Опубликовано в журнале: «Иностранная литература» 1997, № 12

Перевод с английского В.Минушина




Творческий путь Дерека Уолкотта (род. в 1930 г.), поэта с мировым именем, длится почти полвека. Он автор множества поэтических сборников, первый из которых, «25 стихотворений», вышел в 1948 году, а последний по времени — «Щедрый дар» — в октябре этого года), а также около трех десятков пьес, ставившихся в разных странах.

Уолкотт — уроженец Вест-Индии. Его детство и юность прошли в Кастри, на острове Сент-Люсия, в 1953 году он переехал в Тринидад, с середины 70-х много времени проводил в США, преподавая в Колумбийском, Йейльском, Гарвардском и других университетах, а затем окончательно переселился в Америку.

Глубокая укорененность в мире природы, культуры, истории своей родины и открытость всей мировой культуре — эти качества поэзии Уолкотта проявились уже в первых его произведениях. Ему также в высшей степени свойственно характерное для человека XX века ощущение конфликтности, разделенности мира, чему способствовали и жизненные обстоятельства поэта. Юные годы Уолкотта пришлись на тот период, когда острова Карибского бассейна еще были частью Британской империи. Будущий поэт, по отцу англичанин, по материнской линии потомок черных рабов, рос в протестантской семье, а те, кто его окружал, в подавляющем большинстве были католиками. Название одной из частей его автобиографического «романа в стихах» («Другая жизнь», 1973) — «Раздвоенный ребенок» — говорит само за себя.

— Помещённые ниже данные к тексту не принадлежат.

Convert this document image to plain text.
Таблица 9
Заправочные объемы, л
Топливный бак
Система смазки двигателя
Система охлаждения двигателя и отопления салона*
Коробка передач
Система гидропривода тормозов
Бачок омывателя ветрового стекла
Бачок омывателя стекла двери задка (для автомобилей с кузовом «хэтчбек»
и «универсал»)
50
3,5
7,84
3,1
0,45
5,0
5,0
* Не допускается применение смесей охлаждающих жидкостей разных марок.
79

Диапазон тем и настроений в творчестве Уолкотта огромен, мир дан не только в противоречиях, но и в единстве. Сияющая красота природы родных островов одушевлена жаром непосредственного чувства и образами, столь же непосредственно возникающими в культурной памяти. Один из самых мощных источников воображения для Уолкотта — гомеровский эпос. Так, в книге-поэме «Омерос» (1990) живая действительность и история Вест-Индии — одновременно и преломление мифологического мира Древней Греции; рыбаки, лесорубы, помещики, солдаты, проститутки носят имена героев Гомера.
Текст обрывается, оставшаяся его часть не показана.